Resetting the Suck for Luck campaign

It's been nearly a month since the Suck for Luck campaign was analyzed here because two teams have clearly distanced themselves from the rest of the candidates. (Also, who isn't talking about Andrew Luck these days? Sheesh)

At the beginning of the season, I tabbed the following 12 teams as contenders for the Stanford quarterback: Buffalo Bills, Cincinnati Bengals, Cleveland Browns, Dallas Cowboys, Denver Broncos, Indianapolis Colts, Kansas City Chiefs, Miami Dolphins, Oakland Raiders, San Francisco 49ers, Seattle Seahawks, Washington Redskins.

Lets do a quick reset on these teams, first looking at the obvious non-factors. The Bills, Bengals, Chiefs, Cowboys (a long shot to begin with) and 49ers have all played themselves out of the running for various reasons.

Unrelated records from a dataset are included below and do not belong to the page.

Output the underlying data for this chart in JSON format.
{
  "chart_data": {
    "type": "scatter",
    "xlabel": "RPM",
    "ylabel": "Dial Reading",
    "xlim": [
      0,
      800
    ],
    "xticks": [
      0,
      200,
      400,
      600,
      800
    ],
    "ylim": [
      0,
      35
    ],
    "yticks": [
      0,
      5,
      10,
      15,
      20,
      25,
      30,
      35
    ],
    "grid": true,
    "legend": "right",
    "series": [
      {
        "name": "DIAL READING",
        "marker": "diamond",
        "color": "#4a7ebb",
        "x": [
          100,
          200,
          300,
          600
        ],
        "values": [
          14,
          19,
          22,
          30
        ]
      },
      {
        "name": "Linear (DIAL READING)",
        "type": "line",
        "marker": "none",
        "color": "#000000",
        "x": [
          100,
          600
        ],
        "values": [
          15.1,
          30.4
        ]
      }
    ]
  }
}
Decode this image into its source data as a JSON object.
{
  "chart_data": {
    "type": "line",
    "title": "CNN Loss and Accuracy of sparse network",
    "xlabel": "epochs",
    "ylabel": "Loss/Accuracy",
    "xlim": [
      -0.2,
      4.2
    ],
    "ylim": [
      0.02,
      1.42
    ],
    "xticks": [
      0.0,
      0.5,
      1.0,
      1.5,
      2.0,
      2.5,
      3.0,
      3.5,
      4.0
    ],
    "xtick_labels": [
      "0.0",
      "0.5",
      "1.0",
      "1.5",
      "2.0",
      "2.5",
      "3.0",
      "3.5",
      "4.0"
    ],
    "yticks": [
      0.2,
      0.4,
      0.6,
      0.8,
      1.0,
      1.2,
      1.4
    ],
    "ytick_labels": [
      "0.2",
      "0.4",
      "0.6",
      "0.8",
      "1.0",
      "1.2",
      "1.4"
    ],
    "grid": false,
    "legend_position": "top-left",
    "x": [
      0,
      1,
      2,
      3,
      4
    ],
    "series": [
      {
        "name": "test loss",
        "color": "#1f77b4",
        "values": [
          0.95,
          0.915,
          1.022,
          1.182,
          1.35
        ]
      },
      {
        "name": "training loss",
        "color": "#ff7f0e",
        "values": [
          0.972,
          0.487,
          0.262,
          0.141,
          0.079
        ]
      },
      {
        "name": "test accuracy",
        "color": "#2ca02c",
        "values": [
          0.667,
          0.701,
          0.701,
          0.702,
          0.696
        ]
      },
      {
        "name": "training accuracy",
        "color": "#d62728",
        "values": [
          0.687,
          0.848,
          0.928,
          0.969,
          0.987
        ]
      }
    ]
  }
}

The current leading contenders after nine weeks of games are the winless Colts and Dolphins. With an opponents combined winning percentage of .571, Miami faces a much harder schedule the rest of the season. The combined winning percentage for the Colts is .483. Really, it's hard to find a win on the Dolphins' schedule. Heck, they even lost to Tim Tebow and the Broncos.

Speaking of those Broncos, they remain an outside contender. Tebow's struggles have been widely discussed and backups Kyle Orton and Brady Quinn are free agents after the season. The other outside contenders, the Seahawks and Vikings, have two wins and the Redskins have three. The Browns, despite having three wins, are closer than those teams. The Browns are only being considered because they have an extra first-round pick in 2012 that could be used in a trade. That's important if the single-win Rams end up with the first pick. The Rams could trade away the picks or second-year starter Sam Bradford. Even trading for Bradford would be an upgrade for the Browns.

At this point, though, discussion of a trade involving the Rams and Browns is a little fruitless (though our pals at Turf Show Times expertly analyzed it here). Colt McCoy has been bad in Cleveland, Bradford is easier to trade after his first two rookie contact years and his old offensive coordinator, Pat Shurmur, is the Browns head coach. Still, it's unlikely. It sure makes for a fun storyline to speculate on, though.